Timothy James White (November 1, 1974 – April 1, 2010) was an American boy who was abducted in 1980 by pedophile Kenneth Parnell and held for several weeks before he was rescued by fellow child captive 14-year-old Steven Stayner, who escaped and guided the 5-year-old to safety.

== Kidnapping ==
Seven years prior to White's kidnapping, Parnell kidnapped seven-year-old Steven Stayner as he walked home from school. As Stayner aged, Parnell lost interest in him and was motivated to kidnap another younger boy. Parnell enlisted Stayner as an accomplice in a few earlier kidnappings which failed due to Stayner failing to follow directions (Stayner later admitted he intentionally sabotaged the aborted kidnappings in order to spare other children his fate). Thinking Stayner was an incompetent criminal, Parnell cajoled one of Stayner's teenage friends, a local boy named Sean Poorman, into being an accomplice, promising him drugs and money.

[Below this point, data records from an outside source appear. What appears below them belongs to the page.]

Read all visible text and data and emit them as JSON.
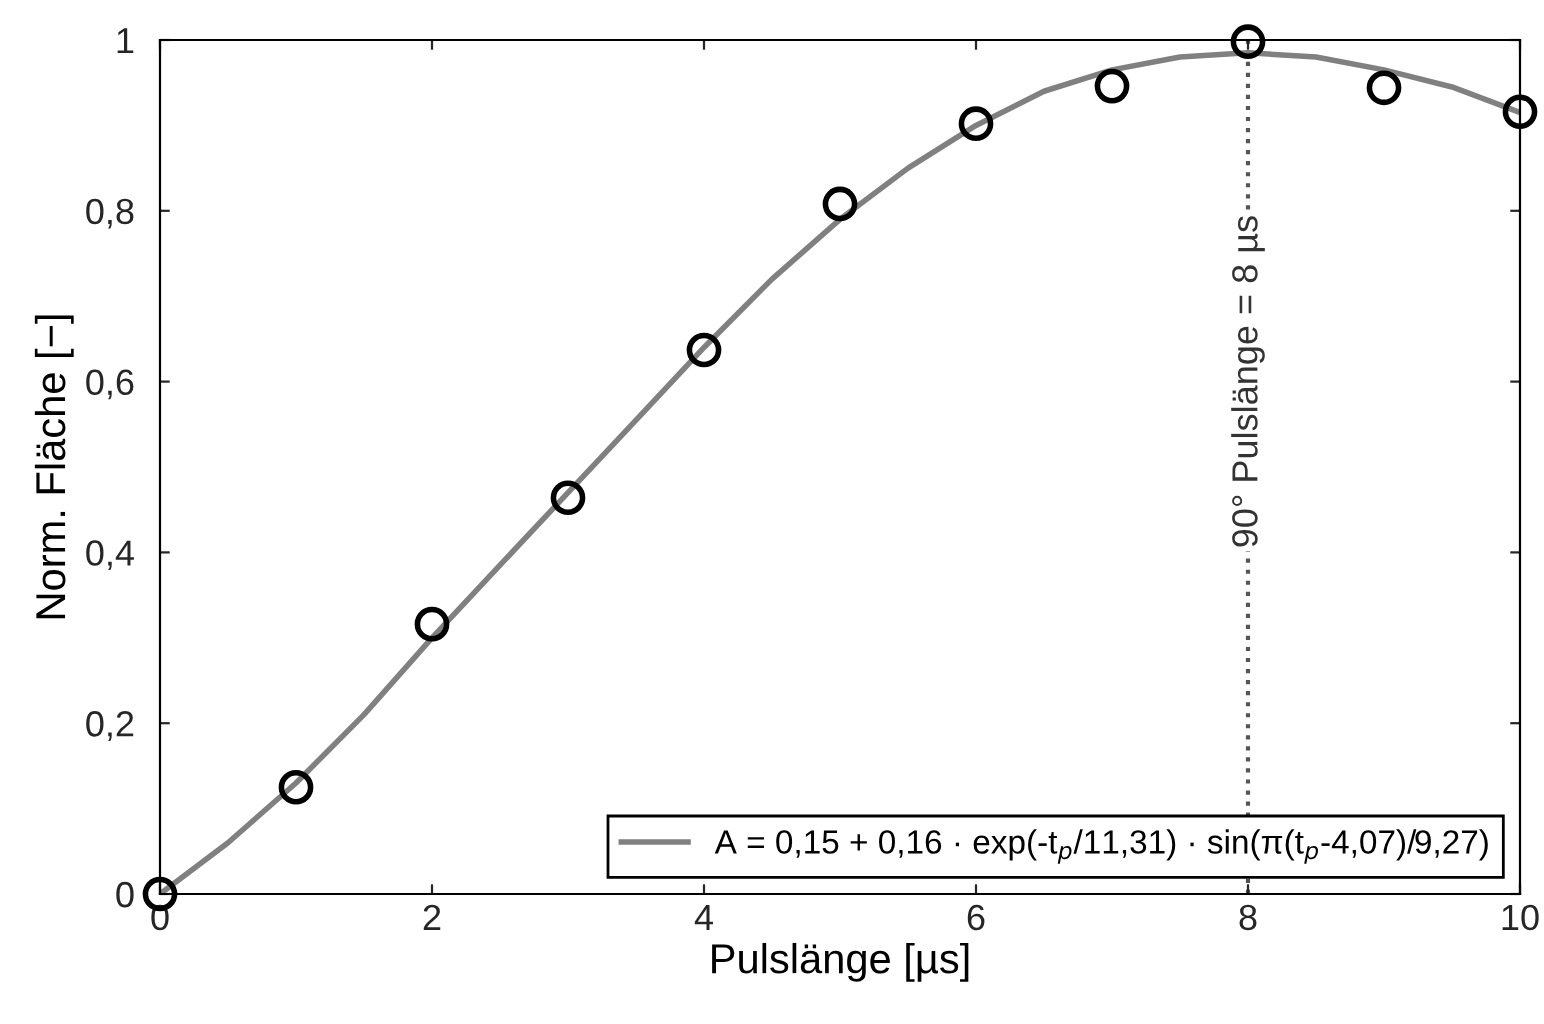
{
  "chart_data": {
    "type": "scatter",
    "xlabel": "Pulslänge [µs]",
    "ylabel": "Norm. Fläche [−]",
    "xlim": [
      0,
      10
    ],
    "xticks": [
      0,
      2,
      4,
      6,
      8,
      10
    ],
    "ylim": [
      0,
      1
    ],
    "yticks": [
      0,
      {
        "value": 0.2,
        "label": "0,2"
      },
      {
        "value": 0.4,
        "label": "0,4"
      },
      {
        "value": 0.6,
        "label": "0,6"
      },
      {
        "value": 0.8,
        "label": "0,8"
      },
      1
    ],
    "grid": false,
    "legend": "bottom right",
    "series": [
      {
        "color": "#000000",
        "marker": "circle",
        "x": [
          0,
          1,
          2,
          3,
          4,
          5,
          6,
          7,
          8,
          9,
          10
        ],
        "values": [
          0,
          0.125,
          0.316,
          0.464,
          0.637,
          0.808,
          0.902,
          0.946,
          0.998,
          0.944,
          0.916
        ]
      },
      {
        "type": "line",
        "name": "A = 0,15 + 0,16 · exp(-t$_{p}$/11,31) · sin(π(t$_{p}$-4,07)/9,27)",
        "color": "#808080",
        "line_style": "solid",
        "x": [
          0,
          0.5,
          1,
          1.5,
          2,
          2.5,
          3,
          3.5,
          4,
          4.5,
          5,
          5.5,
          6,
          6.5,
          7,
          7.5,
          8,
          8.5,
          9,
          9.5,
          10
        ],
        "values": [
          0,
          0.06,
          0.13,
          0.21,
          0.3,
          0.385,
          0.47,
          0.555,
          0.64,
          0.72,
          0.79,
          0.85,
          0.9,
          0.94,
          0.965,
          0.98,
          0.985,
          0.98,
          0.965,
          0.945,
          0.915
        ]
      }
    ],
    "ref_lines": [
      {
        "axis": "x",
        "value": 8,
        "label": "90° Pulslänge = 8 µs",
        "color": "#555555",
        "line_style": "dotted"
      }
    ]
  }
}
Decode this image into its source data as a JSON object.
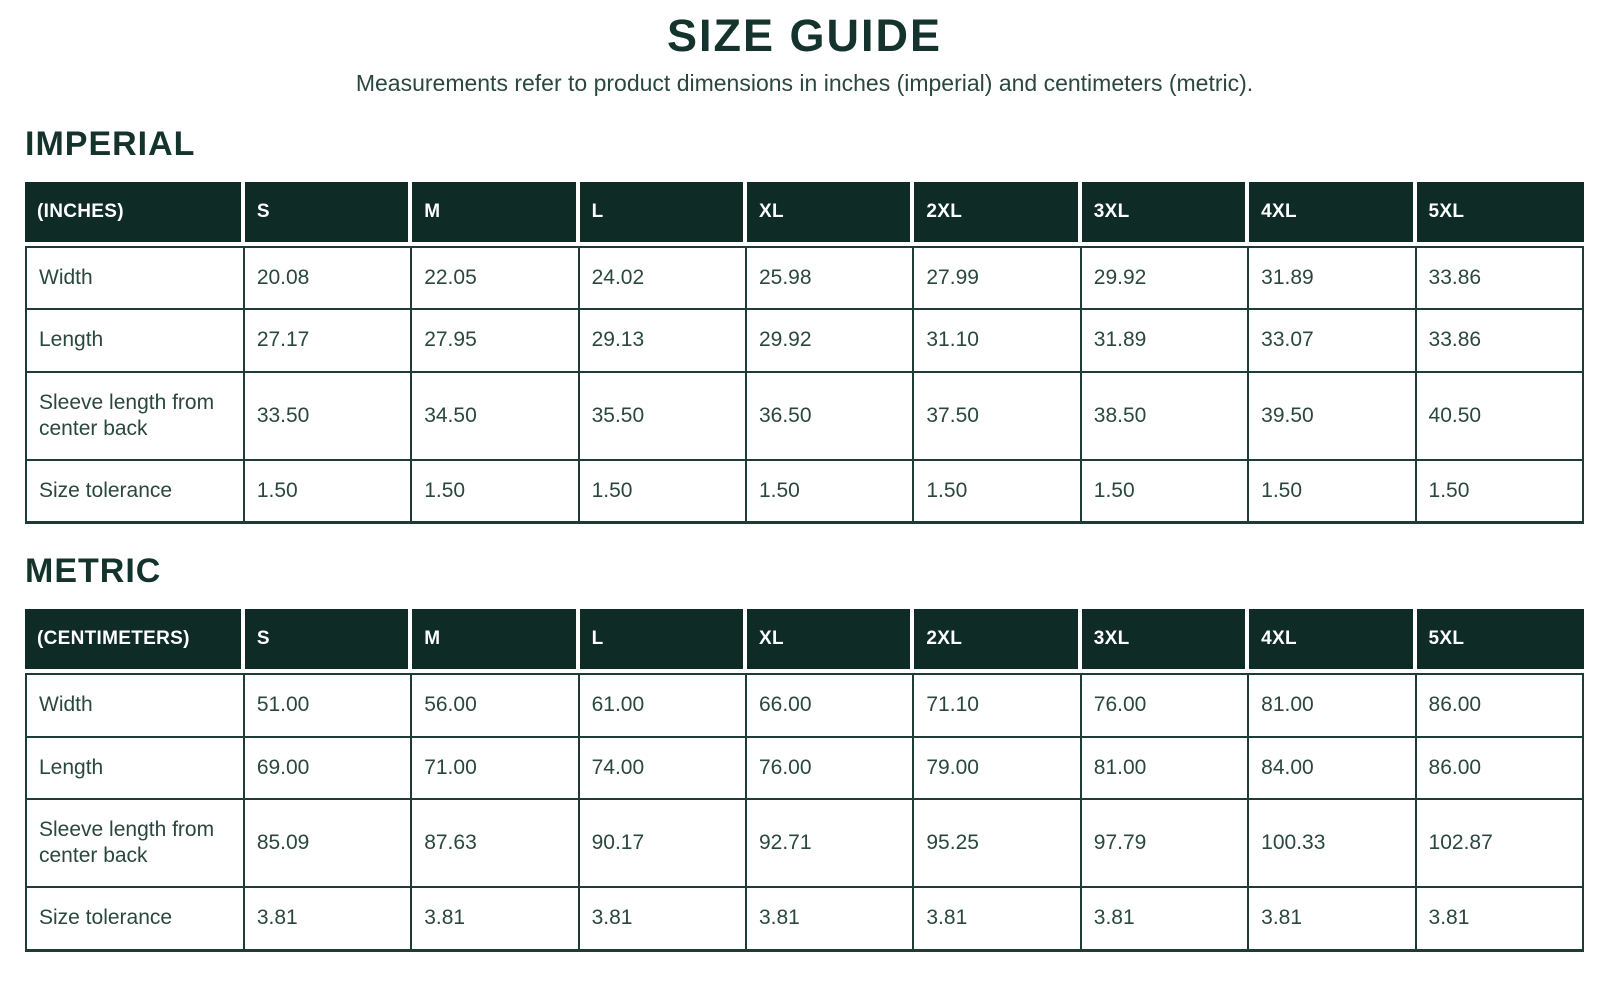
{
  "page": {
    "title": "SIZE GUIDE",
    "subtitle": "Measurements refer to product dimensions in inches (imperial) and centimeters (metric)."
  },
  "colors": {
    "header_bg": "#0e2b26",
    "header_text": "#ffffff",
    "heading_text": "#14332c",
    "body_text": "#2a473f",
    "border": "#1e3c35",
    "page_bg": "#ffffff"
  },
  "tables": [
    {
      "id": "imperial",
      "section_title": "IMPERIAL",
      "unit_label": "(INCHES)",
      "columns": [
        "S",
        "M",
        "L",
        "XL",
        "2XL",
        "3XL",
        "4XL",
        "5XL"
      ],
      "rows": [
        {
          "label": "Width",
          "values": [
            "20.08",
            "22.05",
            "24.02",
            "25.98",
            "27.99",
            "29.92",
            "31.89",
            "33.86"
          ]
        },
        {
          "label": "Length",
          "values": [
            "27.17",
            "27.95",
            "29.13",
            "29.92",
            "31.10",
            "31.89",
            "33.07",
            "33.86"
          ]
        },
        {
          "label": "Sleeve length from center back",
          "values": [
            "33.50",
            "34.50",
            "35.50",
            "36.50",
            "37.50",
            "38.50",
            "39.50",
            "40.50"
          ]
        },
        {
          "label": "Size tolerance",
          "values": [
            "1.50",
            "1.50",
            "1.50",
            "1.50",
            "1.50",
            "1.50",
            "1.50",
            "1.50"
          ]
        }
      ]
    },
    {
      "id": "metric",
      "section_title": "METRIC",
      "unit_label": "(CENTIMETERS)",
      "columns": [
        "S",
        "M",
        "L",
        "XL",
        "2XL",
        "3XL",
        "4XL",
        "5XL"
      ],
      "rows": [
        {
          "label": "Width",
          "values": [
            "51.00",
            "56.00",
            "61.00",
            "66.00",
            "71.10",
            "76.00",
            "81.00",
            "86.00"
          ]
        },
        {
          "label": "Length",
          "values": [
            "69.00",
            "71.00",
            "74.00",
            "76.00",
            "79.00",
            "81.00",
            "84.00",
            "86.00"
          ]
        },
        {
          "label": "Sleeve length from center back",
          "values": [
            "85.09",
            "87.63",
            "90.17",
            "92.71",
            "95.25",
            "97.79",
            "100.33",
            "102.87"
          ]
        },
        {
          "label": "Size tolerance",
          "values": [
            "3.81",
            "3.81",
            "3.81",
            "3.81",
            "3.81",
            "3.81",
            "3.81",
            "3.81"
          ]
        }
      ]
    }
  ]
}
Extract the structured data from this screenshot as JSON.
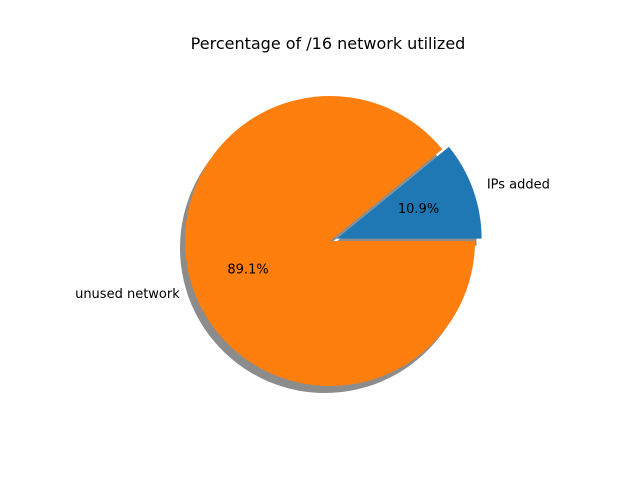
{
  "chart_data": {
    "type": "pie",
    "title": "Percentage of /16 network utilized",
    "slices": [
      {
        "label": "IPs added",
        "value": 10.9,
        "pct_label": "10.9%",
        "color": "#1f77b4",
        "exploded": true
      },
      {
        "label": "unused network",
        "value": 89.1,
        "pct_label": "89.1%",
        "color": "#ff7f0e",
        "exploded": false
      }
    ],
    "start_angle_deg": 0,
    "direction": "counterclockwise",
    "shadow": true,
    "shadow_color": "#8c8c8c"
  }
}
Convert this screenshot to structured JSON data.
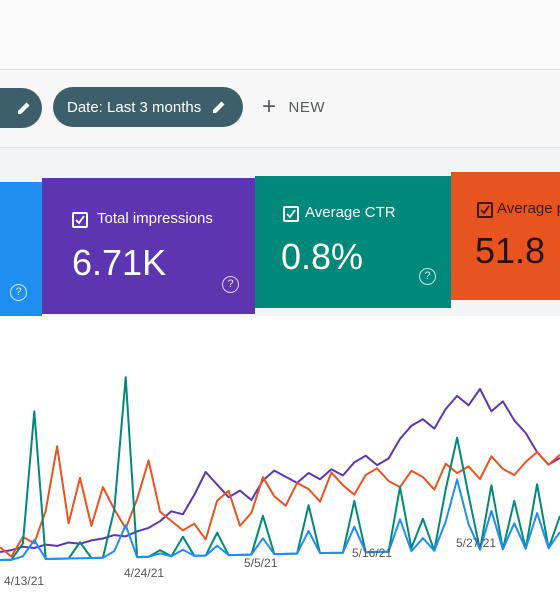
{
  "filters": {
    "date_chip_label": "Date: Last 3 months",
    "new_label": "NEW"
  },
  "cards": [
    {
      "id": "clicks",
      "label": "",
      "value": "",
      "color": "#1f8ef1"
    },
    {
      "id": "impressions",
      "label": "Total impressions",
      "value": "6.71K",
      "color": "#5e35b1"
    },
    {
      "id": "ctr",
      "label": "Average CTR",
      "value": "0.8%",
      "color": "#00897b"
    },
    {
      "id": "position",
      "label": "Average po",
      "value": "51.8",
      "color": "#e8541f"
    }
  ],
  "chart_data": {
    "type": "line",
    "x_tick_labels": [
      "4/13/21",
      "4/24/21",
      "5/5/21",
      "5/16/21",
      "5/27/21"
    ],
    "grid": false,
    "legend": "none",
    "series": [
      {
        "color": "#5e35b1",
        "values": [
          5,
          6,
          8,
          7,
          9,
          8,
          10,
          9,
          11,
          12,
          14,
          13,
          16,
          18,
          22,
          28,
          26,
          38,
          52,
          44,
          36,
          40,
          34,
          46,
          52,
          48,
          44,
          50,
          46,
          52,
          48,
          56,
          60,
          54,
          58,
          70,
          78,
          82,
          76,
          88,
          96,
          90,
          100,
          86,
          92,
          80,
          72,
          60,
          52,
          56
        ]
      },
      {
        "color": "#e8541f",
        "values": [
          8,
          2,
          14,
          10,
          30,
          70,
          22,
          50,
          20,
          44,
          30,
          18,
          36,
          60,
          28,
          22,
          16,
          20,
          10,
          34,
          40,
          18,
          26,
          48,
          36,
          30,
          44,
          40,
          32,
          50,
          42,
          36,
          48,
          52,
          44,
          40,
          50,
          46,
          38,
          54,
          48,
          52,
          44,
          58,
          50,
          46,
          54,
          60,
          52,
          58
        ]
      },
      {
        "color": "#00897b",
        "values": [
          0,
          0,
          10,
          92,
          0,
          0,
          0,
          10,
          0,
          0,
          30,
          112,
          0,
          0,
          4,
          0,
          12,
          0,
          0,
          14,
          0,
          0,
          0,
          24,
          0,
          0,
          0,
          30,
          0,
          0,
          0,
          32,
          0,
          0,
          0,
          40,
          2,
          20,
          0,
          38,
          70,
          34,
          0,
          40,
          0,
          30,
          0,
          40,
          0,
          20
        ]
      },
      {
        "color": "#1f8ef1",
        "values": [
          0,
          0,
          2,
          12,
          0,
          0,
          0,
          0,
          0,
          0,
          4,
          20,
          0,
          0,
          2,
          0,
          4,
          0,
          0,
          6,
          0,
          0,
          0,
          10,
          0,
          0,
          0,
          14,
          0,
          0,
          0,
          16,
          0,
          0,
          0,
          20,
          0,
          8,
          0,
          18,
          44,
          16,
          0,
          24,
          0,
          16,
          0,
          22,
          0,
          10
        ]
      }
    ]
  }
}
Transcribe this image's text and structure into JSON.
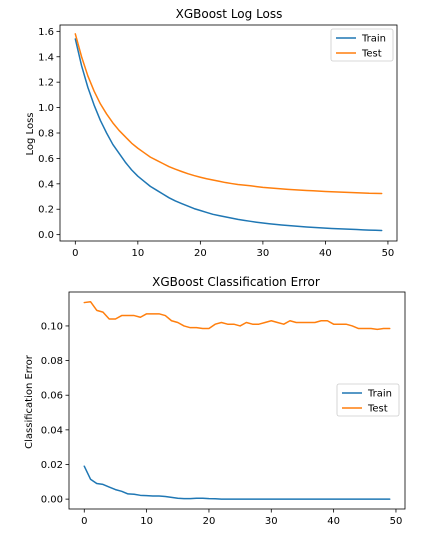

On February 13, 1980, Poorman noticed 5-year-old White, who was playing outside his parents' house in Ukiah, California. and ushered him into Parnell's getaway car. When White refused and attempted to run indoors, Poorman shoved the boy against a chain link fence, forced him to loosen his grip, then dragged him kicking and screaming into the car. Parnell made quick work in grooming White, as he had done with Stayner's abduction, repeatedly trying to get White to think his new name was "Tommy". Parnell paid off Poorman with the promised cash and marijuana, then ordered him to leave and never speak of the incident. Parnell also dyed White's blond hair dark brown in order to mask his appearance from the forthcoming missing child posters. Ultimately, Parnell would pass White off as his younger son and Stayner's brother. White forged a bond with Stayner during the 16 days he was held captive and spoke favorably of how the older boy took care of him. Stayner, determined to not see another child suffer the systematic sexual abuse that he endured, sought to return White to his parents.

== Escape ==
On March 1, 1980, Stayner and White escaped while Parnell was at work. Parnell lived in remote backcountry; they walked a quarter of a mile down a road until a passing truck driver took them to Ukiah, California. White was able to direct the driver to a babysitter's house, but no one was home. Since White could not recall where his parents lived, Stayner went to a phone booth and found the address of the Ukiah police station. At the station, Stayner told White to walk inside and tell them who he was. White approached the door, but got scared and ran back to Stayner. Officers observed this, stopped the boys from leaving, and soon learned their identities.

Parnell was convicted of abducting Stayner and White in separate trials. He was sentenced to seven years for the kidnapping of White, and seven months for kidnapping Stayner, and was paroled after five years. Parnell was not charged with sexually assaulting Stayner because those offenses had occurred in another county and were outside the jurisdiction of the Merced County prosecutor. Authorities were satisfied that White had not been sexually assaulted.

The White family maintained contact with the Stayners, and when Stayner died in a motorcycle accident in 1989, a then 14-year-old White was a pallbearer.

== Later life and death ==
White died on April 1, 2010, from a pulmonary embolism, at the age of 35.

On August 28, 2010, a statue of White and Stayner escaping hand in hand was dedicated in Applegate Park in Merced.